Hello. I have the results of decoding a genome consisting of approximately 600 thousand lines in a vcf file. I need to compare it with a database that would indicate a 'healthy genotype' regarding genetic diseases. And also compare the genotype with the base of genetic diseases. for exemple:

• healthy genotype for rs397507170 is GG

but

• genotype GA causes Biotinidase deficiency

What I did: I downloaded the database https://ftp.ncbi.nih.gov/snp/organisms/human_9606/VCF/00-All.vcf.gz
I compared the data with the database and found that the database from 00-All.vcf.gz does not contain a healthy genotype. I also cannot understand what I can compare the 'RelatedGenes' column with in case of identifying an unhealthy genotype from here https://ftp.ncbi.nlm.nih.gov/pub/clinvar/gene_condition_source_id

This leads to two questions. the first one is where I can find a database with a healthy genotype, and also where I can find a database of genetic diseases to compare with the analysis result?
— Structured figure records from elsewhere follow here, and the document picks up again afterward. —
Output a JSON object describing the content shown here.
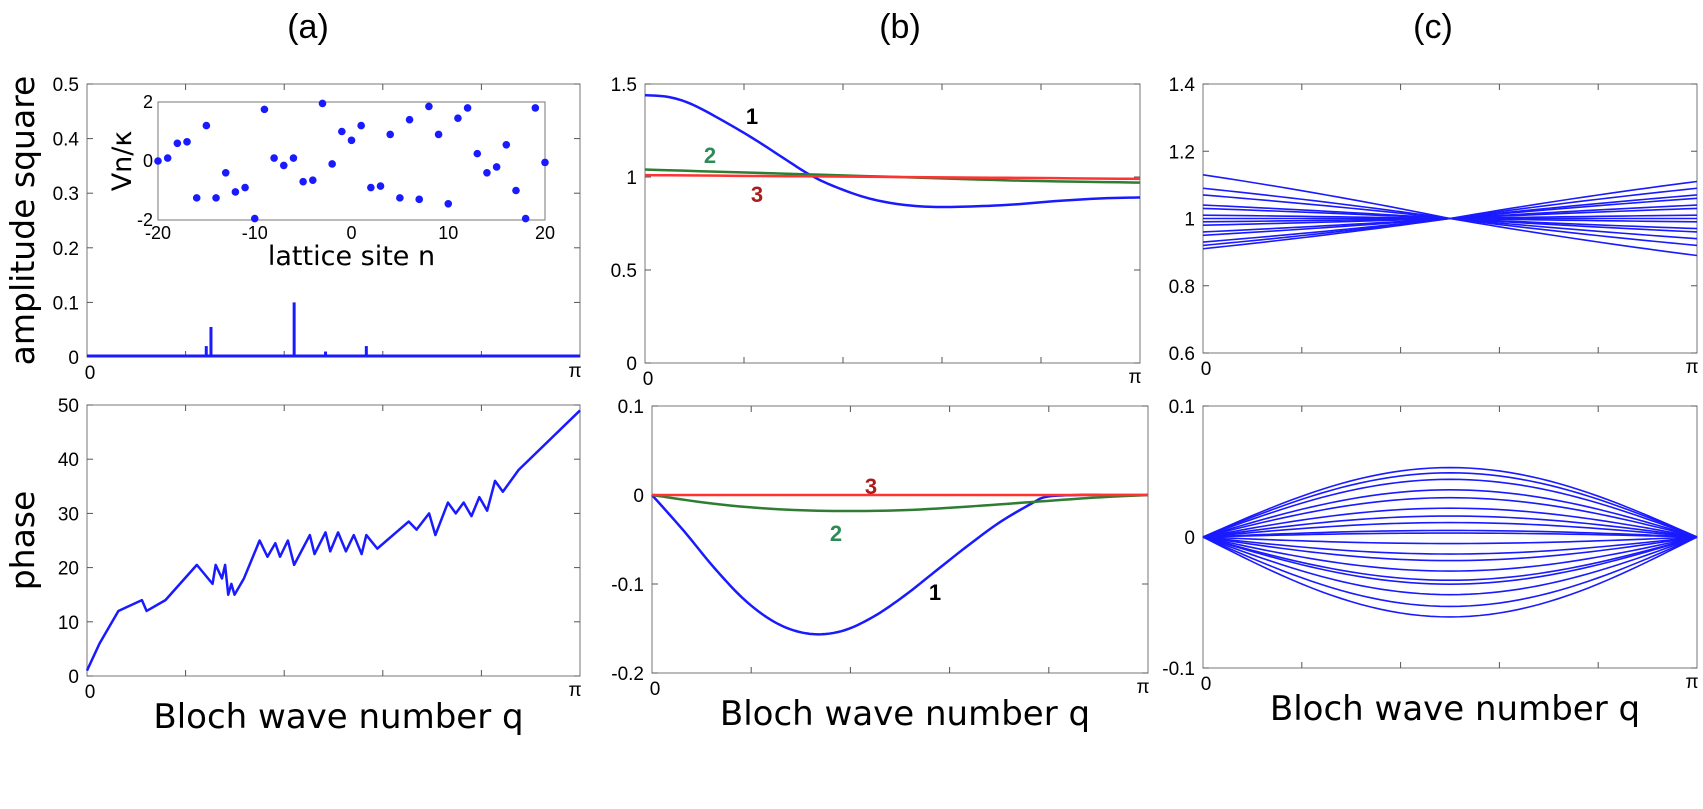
{
  "chart_data": [
    {
      "id": "a-top",
      "panel_label": "(a)",
      "type": "line",
      "ylabel": "amplitude square",
      "xlabel": "",
      "xlim": [
        0,
        3.14159
      ],
      "ylim": [
        0,
        0.5
      ],
      "x_tick_labels": [
        "0",
        "π"
      ],
      "y_ticks": [
        0,
        0.1,
        0.2,
        0.3,
        0.4,
        0.5
      ],
      "y_tick_labels": [
        "0",
        "0.1",
        "0.2",
        "0.3",
        "0.4",
        "0.5"
      ],
      "series": [
        {
          "name": "amplitude",
          "color": "#1a1aff",
          "spikes": [
            [
              0.76,
              0.02
            ],
            [
              0.79,
              0.055
            ],
            [
              1.32,
              0.1
            ],
            [
              1.52,
              0.01
            ],
            [
              1.78,
              0.02
            ]
          ]
        }
      ],
      "inset": {
        "type": "scatter",
        "xlabel": "lattice site n",
        "ylabel": "Vn/κ",
        "xlim": [
          -20,
          20
        ],
        "ylim": [
          -2,
          2
        ],
        "x_tick_labels": [
          "-20",
          "-10",
          "0",
          "10",
          "20"
        ],
        "y_tick_labels": [
          "-2",
          "0",
          "2"
        ],
        "color": "#1a1aff",
        "points": [
          [
            -20,
            0.0
          ],
          [
            -19,
            0.1
          ],
          [
            -18,
            0.6
          ],
          [
            -17,
            0.65
          ],
          [
            -16,
            -1.25
          ],
          [
            -15,
            1.2
          ],
          [
            -14,
            -1.25
          ],
          [
            -13,
            -0.4
          ],
          [
            -12,
            -1.05
          ],
          [
            -11,
            -0.9
          ],
          [
            -10,
            -1.95
          ],
          [
            -9,
            1.75
          ],
          [
            -8,
            0.1
          ],
          [
            -7,
            -0.15
          ],
          [
            -6,
            0.1
          ],
          [
            -5,
            -0.7
          ],
          [
            -4,
            -0.65
          ],
          [
            -3,
            1.95
          ],
          [
            -2,
            -0.1
          ],
          [
            -1,
            1.0
          ],
          [
            0,
            0.7
          ],
          [
            1,
            1.2
          ],
          [
            2,
            -0.9
          ],
          [
            3,
            -0.85
          ],
          [
            4,
            0.9
          ],
          [
            5,
            -1.25
          ],
          [
            6,
            1.4
          ],
          [
            7,
            -1.3
          ],
          [
            8,
            1.85
          ],
          [
            9,
            0.9
          ],
          [
            10,
            -1.45
          ],
          [
            11,
            1.45
          ],
          [
            12,
            1.8
          ],
          [
            13,
            0.25
          ],
          [
            14,
            -0.4
          ],
          [
            15,
            -0.2
          ],
          [
            16,
            0.55
          ],
          [
            17,
            -1.0
          ],
          [
            18,
            -1.95
          ],
          [
            19,
            1.8
          ],
          [
            20,
            -0.05
          ]
        ]
      }
    },
    {
      "id": "a-bottom",
      "type": "line",
      "ylabel": "phase",
      "xlabel": "Bloch wave number q",
      "xlim": [
        0,
        3.14159
      ],
      "ylim": [
        0,
        50
      ],
      "x_tick_labels": [
        "0",
        "π"
      ],
      "y_ticks": [
        0,
        10,
        20,
        30,
        40,
        50
      ],
      "y_tick_labels": [
        "0",
        "10",
        "20",
        "30",
        "40",
        "50"
      ],
      "series": [
        {
          "name": "phase",
          "color": "#1a1aff",
          "x": [
            0,
            0.08,
            0.2,
            0.35,
            0.38,
            0.5,
            0.7,
            0.8,
            0.82,
            0.86,
            0.88,
            0.9,
            0.92,
            0.94,
            1.0,
            1.1,
            1.15,
            1.2,
            1.23,
            1.28,
            1.32,
            1.42,
            1.45,
            1.52,
            1.55,
            1.6,
            1.65,
            1.7,
            1.75,
            1.78,
            1.85,
            2.05,
            2.1,
            2.18,
            2.22,
            2.3,
            2.35,
            2.4,
            2.45,
            2.5,
            2.55,
            2.6,
            2.65,
            2.75,
            3.14159
          ],
          "y": [
            1,
            6,
            12,
            14,
            12,
            14,
            20.5,
            17,
            20.5,
            18,
            20.5,
            15,
            17,
            15,
            18,
            25,
            22,
            24.5,
            22,
            25,
            20.5,
            26,
            22.5,
            26.5,
            23,
            26.5,
            23,
            26,
            22.5,
            26,
            23.5,
            28.5,
            27,
            30,
            26,
            32,
            30,
            32,
            29.5,
            33,
            30.5,
            36,
            34,
            38,
            49
          ]
        }
      ]
    },
    {
      "id": "b-top",
      "panel_label": "(b)",
      "type": "line",
      "xlim": [
        0,
        3.14159
      ],
      "ylim": [
        0,
        1.5
      ],
      "x_tick_labels": [
        "0",
        "π"
      ],
      "y_ticks": [
        0,
        0.5,
        1,
        1.5
      ],
      "y_tick_labels": [
        "0",
        "0.5",
        "1",
        "1.5"
      ],
      "series": [
        {
          "name": "1",
          "color": "#1a1aff",
          "x": [
            0,
            0.15,
            0.3,
            0.5,
            0.7,
            0.9,
            1.05,
            1.2,
            1.4,
            1.6,
            1.8,
            2.0,
            2.3,
            2.6,
            2.9,
            3.14159
          ],
          "y": [
            1.44,
            1.43,
            1.39,
            1.3,
            1.2,
            1.09,
            1.01,
            0.95,
            0.89,
            0.855,
            0.84,
            0.84,
            0.85,
            0.87,
            0.885,
            0.89
          ]
        },
        {
          "name": "2",
          "color": "#2e7d32",
          "x": [
            0,
            0.8,
            1.6,
            2.4,
            3.14159
          ],
          "y": [
            1.04,
            1.02,
            1.0,
            0.98,
            0.97
          ]
        },
        {
          "name": "3",
          "color": "#ff3333",
          "x": [
            0,
            0.8,
            1.6,
            2.4,
            3.14159
          ],
          "y": [
            1.01,
            1.005,
            1.0,
            0.995,
            0.99
          ]
        }
      ],
      "annotations": [
        {
          "text": "1",
          "color": "#000000"
        },
        {
          "text": "2",
          "color": "#2e8b57"
        },
        {
          "text": "3",
          "color": "#aa1c1c"
        }
      ]
    },
    {
      "id": "b-bottom",
      "type": "line",
      "xlabel": "Bloch wave number q",
      "xlim": [
        0,
        3.14159
      ],
      "ylim": [
        -0.2,
        0.1
      ],
      "x_tick_labels": [
        "0",
        "π"
      ],
      "y_ticks": [
        -0.2,
        -0.1,
        0,
        0.1
      ],
      "y_tick_labels": [
        "-0.2",
        "-0.1",
        "0",
        "0.1"
      ],
      "series": [
        {
          "name": "1",
          "color": "#1a1aff",
          "x": [
            0,
            0.2,
            0.4,
            0.6,
            0.8,
            1.0,
            1.2,
            1.4,
            1.6,
            1.8,
            2.0,
            2.2,
            2.4,
            2.5,
            2.7,
            2.9,
            3.14159
          ],
          "y": [
            0,
            -0.04,
            -0.083,
            -0.12,
            -0.145,
            -0.156,
            -0.153,
            -0.137,
            -0.113,
            -0.085,
            -0.057,
            -0.031,
            -0.01,
            -0.002,
            0,
            0,
            0
          ]
        },
        {
          "name": "2",
          "color": "#2e7d32",
          "x": [
            0,
            0.4,
            0.8,
            1.2,
            1.6,
            2.0,
            2.4,
            2.8,
            3.14159
          ],
          "y": [
            0,
            -0.01,
            -0.016,
            -0.018,
            -0.017,
            -0.013,
            -0.008,
            -0.003,
            0
          ]
        },
        {
          "name": "3",
          "color": "#ff3333",
          "x": [
            0,
            3.14159
          ],
          "y": [
            0,
            0
          ]
        }
      ],
      "annotations": [
        {
          "text": "3",
          "color": "#aa1c1c"
        },
        {
          "text": "2",
          "color": "#2e8b57"
        },
        {
          "text": "1",
          "color": "#000000"
        }
      ]
    },
    {
      "id": "c-top",
      "panel_label": "(c)",
      "type": "line",
      "xlim": [
        0,
        3.14159
      ],
      "ylim": [
        0.6,
        1.4
      ],
      "x_tick_labels": [
        "0",
        "π"
      ],
      "y_ticks": [
        0.6,
        0.8,
        1,
        1.2,
        1.4
      ],
      "y_tick_labels": [
        "0.6",
        "0.8",
        "1",
        "1.2",
        "1.4"
      ],
      "color": "#1a1aff",
      "family": "amplitude",
      "left_values": [
        1.13,
        1.09,
        1.07,
        1.04,
        1.03,
        1.01,
        1.0,
        0.99,
        0.98,
        0.96,
        0.95,
        0.93,
        0.92,
        0.91
      ],
      "right_values": [
        0.89,
        0.92,
        0.94,
        0.96,
        0.97,
        0.99,
        1.0,
        1.01,
        1.03,
        1.04,
        1.06,
        1.07,
        1.09,
        1.11
      ]
    },
    {
      "id": "c-bottom",
      "type": "line",
      "xlabel": "Bloch wave number q",
      "xlim": [
        0,
        3.14159
      ],
      "ylim": [
        -0.1,
        0.1
      ],
      "x_tick_labels": [
        "0",
        "π"
      ],
      "y_ticks": [
        -0.1,
        0,
        0.1
      ],
      "y_tick_labels": [
        "-0.1",
        "0",
        "0.1"
      ],
      "color": "#1a1aff",
      "family": "phase",
      "amplitudes": [
        0.053,
        0.049,
        0.044,
        0.036,
        0.03,
        0.022,
        0.016,
        0.011,
        0.005,
        0.003,
        -0.005,
        -0.013,
        -0.018,
        -0.026,
        -0.033,
        -0.036,
        -0.044,
        -0.053,
        -0.061
      ]
    }
  ]
}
There is a maxim in law that states if something isn't explicitly illegal, it's legal. The same principle likely holds true for biology.

So you will find known curated deleterious variants in clinvar.

You also will likely not see certain variants in gnomAD, because they are dominant penetrant deleterious variants. No offspring could survive it.

Others will be ultra-rare (<0.00002 allele frequency). If those are in genes they could be deleterious, or not.

No variant or reference will be labeled "healthy".